On my side its 3Gi on a small cluster… I guess it depends on the cluster size and the amount of metrics generated
cool thanks guys. I think I may end up having it on its own k8s worker node
still a ton cheaper than the ~$4k a month we spend on sysdig
2020-03-26
Hi folks, what’s the right way to handle the KubeletDown
alerts that comes with prometheus operator on a public cloud where nodes gets replaced at times ?
- alert: KubeletDown
annotations:
message: Kubelet has disappeared from Prometheus target discovery.

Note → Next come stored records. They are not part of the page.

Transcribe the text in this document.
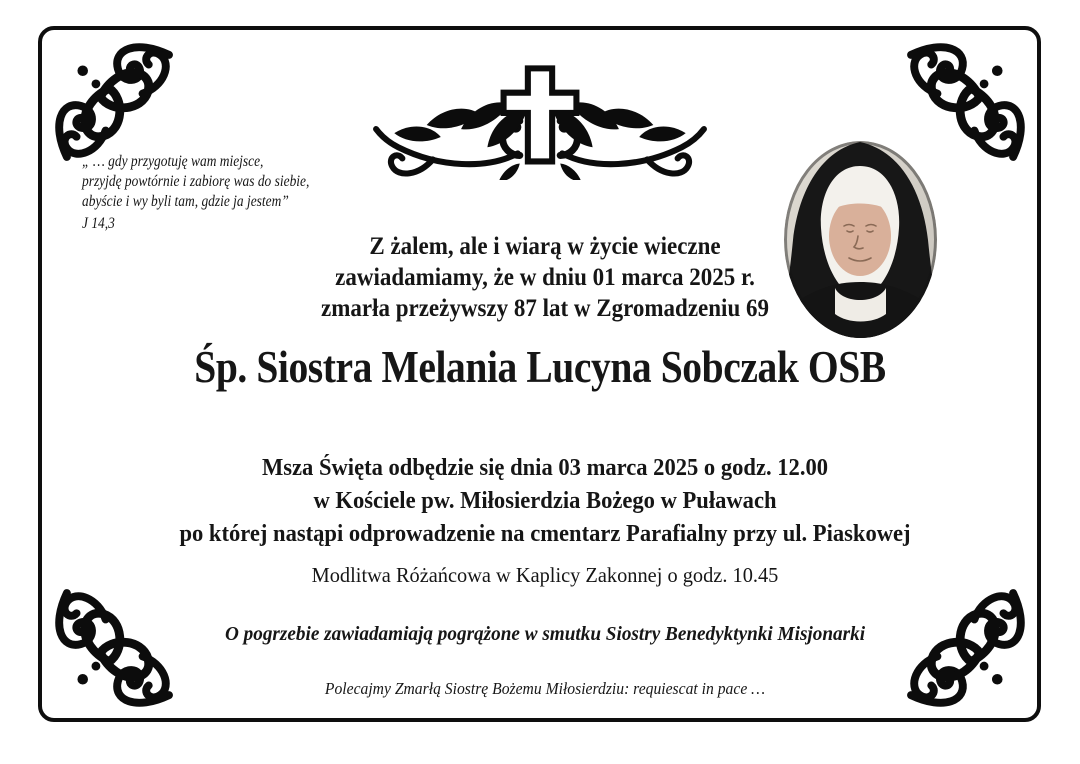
„ … gdy przygotuję wam miejsce,
przyjdę powtórnie i zabiorę was do siebie,
abyście i wy byli tam, gdzie ja jestem”
J 14,3
Z żalem, ale i wiarą w życie wieczne
zawiadamiamy, że w dniu 01 marca 2025 r.
zmarła przeżywszy 87 lat w Zgromadzeniu 69
Śp. Siostra Melania Lucyna Sobczak OSB
Msza Święta odbędzie się dnia 03 marca 2025 o godz. 12.00
w Kościele pw. Miłosierdzia Bożego w Puławach
po której nastąpi odprowadzenie na cmentarz Parafialny przy ul. Piaskowej
Modlitwa Różańcowa w Kaplicy Zakonnej o godz. 10.45
O pogrzebie zawiadamiają pogrążone w smutku Siostry Benedyktynki Misjonarki
Polecajmy Zmarłą Siostrę Bożemu Miłosierdziu: requiescat in pace …
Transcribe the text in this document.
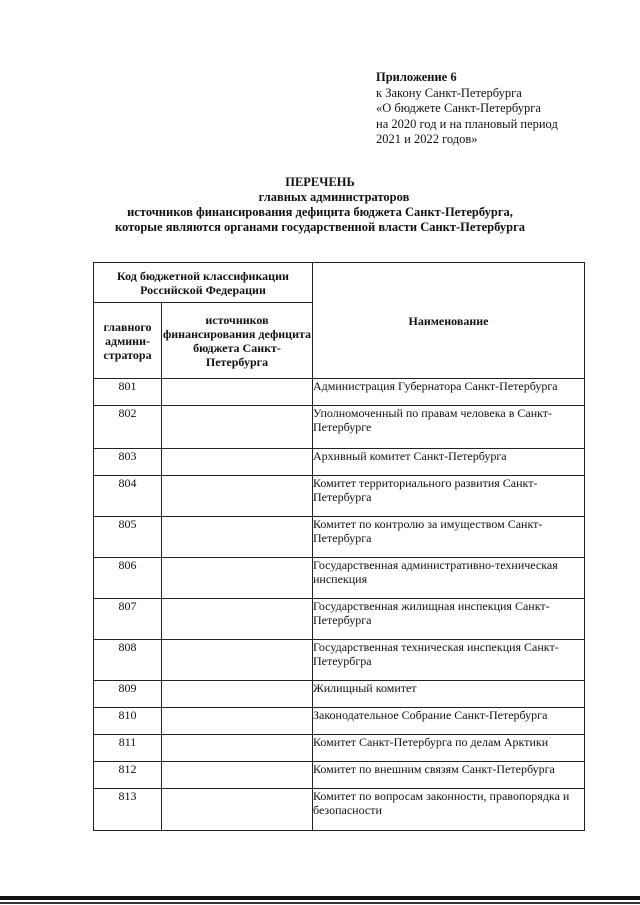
Приложение 6
к Закону Санкт-Петербурга
«О бюджете Санкт-Петербурга
на 2020 год и на плановый период
2021 и 2022 годов»
ПЕРЕЧЕНЬ
главных администраторов
источников финансирования дефицита бюджета Санкт-Петербурга,
которые являются органами государственной власти Санкт-Петербурга
Код бюджетной классификации Российской Федерации		Наименование
главного админи-стратора	источников финансирования дефицита бюджета Санкт-Петербурга	
801		Администрация Губернатора Санкт-Петербурга
802		Уполномоченный по правам человека в Санкт-Петербурге
803		Архивный комитет Санкт-Петербурга
804		Комитет территориального развития Санкт-Петербурга
805		Комитет по контролю за имуществом Санкт-Петербурга
806		Государственная административно-техническая инспекция
807		Государственная жилищная инспекция Санкт-Петербурга
808		Государственная техническая инспекция Санкт-Петеурбгра
809		Жилищный комитет
810		Законодательное Собрание Санкт-Петербурга
811		Комитет Санкт-Петербурга по делам Арктики
812		Комитет по внешним связям Санкт-Петербурга
813		Комитет по вопросам законности, правопорядка и безопасности
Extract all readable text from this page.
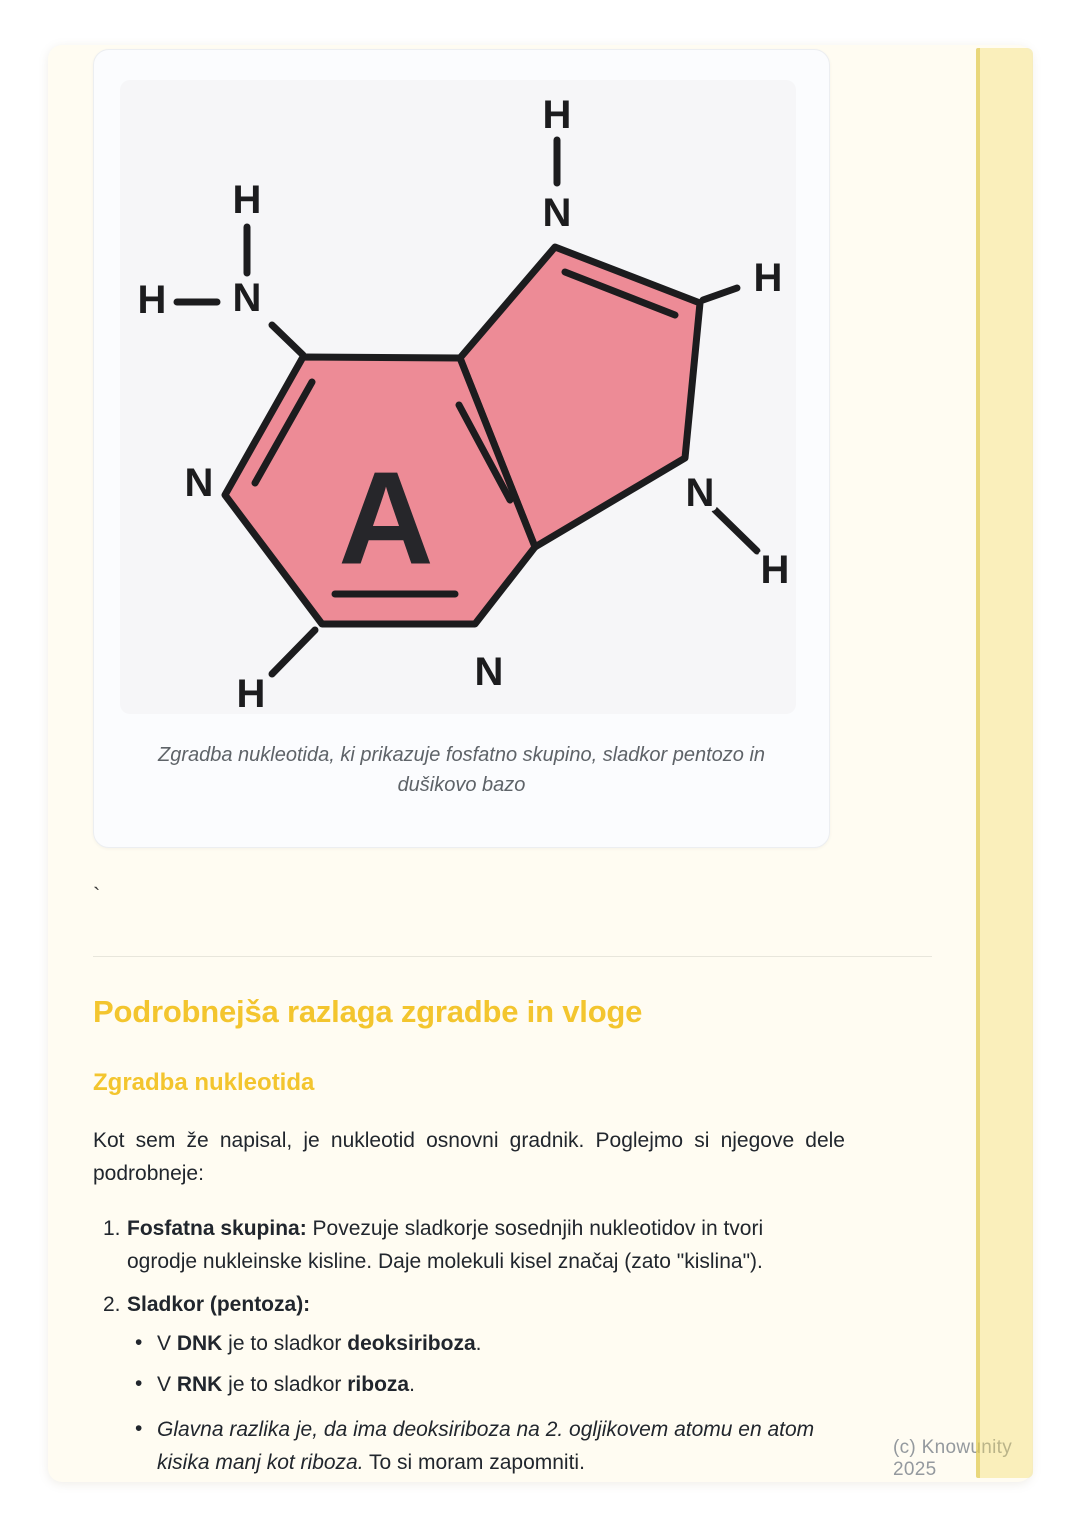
H
N
H
H
N
H
N
H
N
N
H
A
Zgradba nukleotida, ki prikazuje fosfatno skupino, sladkor pentozo in
dušikovo bazo
`
Podrobnejša razlaga zgradbe in vloge
Zgradba nukleotida
Kot sem že napisal, je nukleotid osnovni gradnik. Poglejmo si njegove dele
podrobneje:
1. Fosfatna skupina: Povezuje sladkorje sosednjih nukleotidov in tvori ogrodje nukleinske kisline. Daje molekuli kisel značaj (zato "kislina").
2. Sladkor (pentoza):
• V DNK je to sladkor deoksiriboza.
• V RNK je to sladkor riboza.
• Glavna razlika je, da ima deoksiriboza na 2. ogljikovem atomu en atom kisika manj kot riboza. To si moram zapomniti.
(c) Knowunity 2025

runbook_url: <https://github.com/kubernetes-monitoring/kubernetes-mixin/tree/master/runbook.md#alert-name-kubeletdown>
expr: |
absent(up{job="kubelet", metrics_path="/metrics"} == 1)
for: 15m
labels:
severity: critical
2020-03-27
Adding @discourse_forum bot
@discourse_forum has joined the channel
2020-03-28
What’s your preferred APM platform (no Appdynamics) ? Need container support, .net , Java, more, etc? I want to simplify telemetry and monitoring metrics to a central service and give business a self service telemetry metrics source so it’s all centralized.
I want a system ideally that automatically pulls in aws tags on instances to, do I can stop writing complicated chocolatey packages for configuring the app.
Right now gut feeling is SignalFX ( can manage with terraform to), datadog are the promising solutions.